The last ten years have seen major shifts in the allocation of advertising budgets by media channel and global region, the report shows.
Despite some gloomy predictions for its future relevance, TV remains the biggest advertising medium globally with 40.8% share of total adspend, having recorded overall spend of $209.5bn in 2013. The channel registered significant growth of 55.7% since 2004.
Over the same period, internet advertising spend grew from $15.5bn in 2004 to $120.4bn in 2013, an increase of 675%. This equates to a ten-year rise in share of global adspend from 4.3% in 2004 to 23.5% in 2013.
This rapid expansion for internet has come at the expense of the print sector – inclusive of both newspapers and magazines – which has seen total advertising spend fall by $41.1bn over the last ten years to just $116.4bn.
Both newspapers and magazines saw their shares of total global adspend roughly halve since 2004.
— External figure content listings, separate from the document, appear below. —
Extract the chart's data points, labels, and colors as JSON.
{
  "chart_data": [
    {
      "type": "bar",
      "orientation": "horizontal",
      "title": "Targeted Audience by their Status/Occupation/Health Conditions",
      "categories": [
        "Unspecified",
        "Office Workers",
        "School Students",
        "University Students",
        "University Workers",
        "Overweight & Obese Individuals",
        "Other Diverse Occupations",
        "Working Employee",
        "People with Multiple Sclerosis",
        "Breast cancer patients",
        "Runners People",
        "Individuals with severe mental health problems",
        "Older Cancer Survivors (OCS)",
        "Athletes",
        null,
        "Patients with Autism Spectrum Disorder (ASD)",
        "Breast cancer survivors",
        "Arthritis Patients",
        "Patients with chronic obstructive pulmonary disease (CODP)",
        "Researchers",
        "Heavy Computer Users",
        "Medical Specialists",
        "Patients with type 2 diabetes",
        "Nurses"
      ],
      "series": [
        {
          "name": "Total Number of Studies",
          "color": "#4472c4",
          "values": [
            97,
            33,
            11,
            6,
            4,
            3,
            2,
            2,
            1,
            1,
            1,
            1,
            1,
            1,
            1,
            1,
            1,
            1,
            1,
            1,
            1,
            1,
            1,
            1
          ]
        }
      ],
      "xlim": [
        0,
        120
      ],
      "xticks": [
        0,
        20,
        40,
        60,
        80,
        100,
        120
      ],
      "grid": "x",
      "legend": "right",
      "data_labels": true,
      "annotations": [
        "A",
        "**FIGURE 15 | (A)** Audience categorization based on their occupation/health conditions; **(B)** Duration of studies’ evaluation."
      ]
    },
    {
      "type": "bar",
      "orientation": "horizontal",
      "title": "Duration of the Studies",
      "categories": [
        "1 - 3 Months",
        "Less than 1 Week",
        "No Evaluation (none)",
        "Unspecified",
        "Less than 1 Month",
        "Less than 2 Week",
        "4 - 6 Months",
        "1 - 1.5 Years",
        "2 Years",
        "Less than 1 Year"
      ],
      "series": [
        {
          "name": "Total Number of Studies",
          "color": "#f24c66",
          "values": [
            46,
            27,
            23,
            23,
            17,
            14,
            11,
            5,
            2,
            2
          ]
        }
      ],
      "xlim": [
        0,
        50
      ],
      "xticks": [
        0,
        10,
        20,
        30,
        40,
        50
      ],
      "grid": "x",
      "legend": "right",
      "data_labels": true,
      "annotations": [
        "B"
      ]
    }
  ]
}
Turning to the remaining media, both out of home and cinema maintained their overall shares of global ad revenues since 2004, with marginal increases of 0.2pp and 0.1pp respectively.
Out of home accounted for total spend of $30.2bn in 2013, while cinema – the smallest advertising channel measured – registered just $2.5bn. Radio, with advertising spend of $34bn in 2013, saw a decline of 2.0pp overall from 2004.
Looking at advertising budgets by region, North America remains the biggest spender, accounting for 33.6% or $172.2bn in 2013, but saw a drop of 11.1pp since 2004.
Europe traditionally has been the second biggest region for ad budgets, but in 2012 – challenged by rapid growth in China – it was overtaken by Asia-Pacific. Europe accounts for 27.2% of global adspend ($139.4bn) with Asia-Pacific on 27.3% ($140.1bn).
The three remaining global regions – Central and South America, Africa and the Middle East – account for just 12% of global adspend between them, although this is a significantly higher proportion than the 4.1% recorded ten years' ago.